The St. Louis Cardinals have more than one contract concern going into this season. This is the last guaranteed year of Chris Carpenter’s contract. The team does hold a $15 million option for 2012, with a $1 million buyout.
Carpenter, who will turn 36 in April, has already stated he is not concerned with his contract status. But regardless of how the Albert Pujols saga ends for the Cards, $15 million is an awful lot of money to pay a 37 year old pitcher with an injury history as checkered as Carpenter’s. If the Cards do end up signing Pujols, it does not seem even possible they could afford to pay Carpenter that kind of money.
The easy answer, of course, would be for the Cards to decline Carpenter’s 2012 option and re-sign him for more money spread over another year or two. Think two years at somewhere in the $8-$11 million range annually, and maybe an option year. The numbers are hypothetical, of course, and would be based on a number of variables. And it also hinges on just how long Carpenter wants to extend his career, let alone his time as a Cardinal.

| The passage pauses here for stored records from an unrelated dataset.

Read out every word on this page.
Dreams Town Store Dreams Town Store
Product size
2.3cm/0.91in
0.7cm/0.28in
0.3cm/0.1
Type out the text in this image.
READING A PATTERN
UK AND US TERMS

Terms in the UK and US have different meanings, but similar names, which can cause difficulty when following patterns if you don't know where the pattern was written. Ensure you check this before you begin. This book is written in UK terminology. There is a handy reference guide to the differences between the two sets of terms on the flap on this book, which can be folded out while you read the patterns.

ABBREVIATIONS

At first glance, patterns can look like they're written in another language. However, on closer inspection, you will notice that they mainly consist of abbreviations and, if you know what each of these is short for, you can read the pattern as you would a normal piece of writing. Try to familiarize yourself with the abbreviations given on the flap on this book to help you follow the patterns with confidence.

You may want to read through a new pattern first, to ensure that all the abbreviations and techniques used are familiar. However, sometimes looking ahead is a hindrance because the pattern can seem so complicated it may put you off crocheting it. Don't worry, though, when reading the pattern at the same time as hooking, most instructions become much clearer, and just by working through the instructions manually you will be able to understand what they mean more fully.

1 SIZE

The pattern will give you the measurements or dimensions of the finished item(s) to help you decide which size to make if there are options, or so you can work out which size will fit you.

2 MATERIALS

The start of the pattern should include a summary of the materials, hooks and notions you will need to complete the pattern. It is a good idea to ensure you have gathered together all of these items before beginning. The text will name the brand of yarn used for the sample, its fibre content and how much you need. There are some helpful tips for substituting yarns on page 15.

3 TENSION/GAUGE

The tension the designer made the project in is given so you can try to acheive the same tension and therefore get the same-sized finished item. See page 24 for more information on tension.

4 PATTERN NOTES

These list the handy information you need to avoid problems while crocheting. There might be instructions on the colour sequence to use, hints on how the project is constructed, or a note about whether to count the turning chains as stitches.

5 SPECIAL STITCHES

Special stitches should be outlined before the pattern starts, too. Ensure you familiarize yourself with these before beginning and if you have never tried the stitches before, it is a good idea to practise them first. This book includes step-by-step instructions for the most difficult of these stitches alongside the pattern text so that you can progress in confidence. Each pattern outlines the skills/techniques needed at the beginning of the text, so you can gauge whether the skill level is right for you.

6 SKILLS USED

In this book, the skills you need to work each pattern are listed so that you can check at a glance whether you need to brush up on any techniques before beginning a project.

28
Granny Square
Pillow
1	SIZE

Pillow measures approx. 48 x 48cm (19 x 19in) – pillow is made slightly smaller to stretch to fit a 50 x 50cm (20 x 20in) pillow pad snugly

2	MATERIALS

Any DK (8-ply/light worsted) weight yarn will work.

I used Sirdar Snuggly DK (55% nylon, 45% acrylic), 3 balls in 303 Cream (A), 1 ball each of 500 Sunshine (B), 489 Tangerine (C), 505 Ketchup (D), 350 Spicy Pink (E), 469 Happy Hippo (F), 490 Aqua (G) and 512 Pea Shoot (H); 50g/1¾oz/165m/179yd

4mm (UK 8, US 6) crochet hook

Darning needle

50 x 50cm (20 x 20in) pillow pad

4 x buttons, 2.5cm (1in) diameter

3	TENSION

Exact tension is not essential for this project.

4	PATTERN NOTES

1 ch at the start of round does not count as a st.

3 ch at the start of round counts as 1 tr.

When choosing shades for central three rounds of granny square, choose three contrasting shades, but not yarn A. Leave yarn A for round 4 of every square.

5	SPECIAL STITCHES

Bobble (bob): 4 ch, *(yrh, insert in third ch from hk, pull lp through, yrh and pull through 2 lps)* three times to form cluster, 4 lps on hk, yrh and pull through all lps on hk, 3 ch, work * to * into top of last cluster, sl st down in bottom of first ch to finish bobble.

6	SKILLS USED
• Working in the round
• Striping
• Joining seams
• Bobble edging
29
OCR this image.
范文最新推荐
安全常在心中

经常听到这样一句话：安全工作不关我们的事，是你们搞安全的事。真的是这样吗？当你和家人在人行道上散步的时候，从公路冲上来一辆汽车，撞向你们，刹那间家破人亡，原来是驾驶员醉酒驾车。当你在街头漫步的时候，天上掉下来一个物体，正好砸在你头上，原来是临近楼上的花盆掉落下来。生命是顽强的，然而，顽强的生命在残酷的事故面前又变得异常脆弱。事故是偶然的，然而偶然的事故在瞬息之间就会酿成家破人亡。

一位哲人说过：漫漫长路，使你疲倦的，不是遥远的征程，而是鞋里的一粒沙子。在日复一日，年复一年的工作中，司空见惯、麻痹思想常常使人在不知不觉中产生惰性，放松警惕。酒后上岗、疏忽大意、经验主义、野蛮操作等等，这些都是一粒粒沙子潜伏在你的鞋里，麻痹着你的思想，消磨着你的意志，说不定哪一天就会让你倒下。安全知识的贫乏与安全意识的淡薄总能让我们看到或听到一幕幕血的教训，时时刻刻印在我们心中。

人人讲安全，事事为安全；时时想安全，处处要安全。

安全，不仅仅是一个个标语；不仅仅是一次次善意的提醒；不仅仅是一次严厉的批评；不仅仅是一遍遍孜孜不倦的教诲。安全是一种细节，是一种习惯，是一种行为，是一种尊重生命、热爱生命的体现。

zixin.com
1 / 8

But there is another scenario in play here. Could the Cardinals actually trade Carpenter this season?
It sounds ridiculous and blasphemous, and I hate even bringing it up. But let’s say the NL Central is just as tough as some think it could be. Maybe the Cards sustain a major injury to one or two key players; it certainly happened last year and could happen any year. Some combination of those two forces would easily make things difficult for this team to compete in 2011. If the Cards find themselves out of the race early, they could turn into sellers at the trade deadline. And if Carpenter is healthy and producing, he would be as attractive a target as any team in contention could hope for. He is talented, he is a fighter, and he is a winner. A team with deep pockets who needs an extra bump for the playoff push (think New York Yankees) would snatch up Carpenter in a heartbeat if he became available.
Not that such a move is likely. Carpenter is still widely considered the co-ace of the Cards pitching staff with Adam Wainwright. He is a leader in the clubhouse and on the field. He is a core player on this team, and even if the Cards were forced into a position to move him they would almost certainly make the other team overpay. But it does add another layer of intrigue to a season that is shaping up to be pivotal for the future of the entire franchise in a number of ways.
Yes it would take the perfect storm of suck for the Cardinals to need to trade Carpenter this season. If the Cards are successful throughout 2011, all of this is moot until next off-season. But it is much less far-fetched to think he could be playing somewhere else by the start of the 2012 season, especially if escalating payroll becomes a concern. And as other contracts close in on expiration—namely those of guys like Wainwright and Yadier Molina—these decisions will only become tougher to make.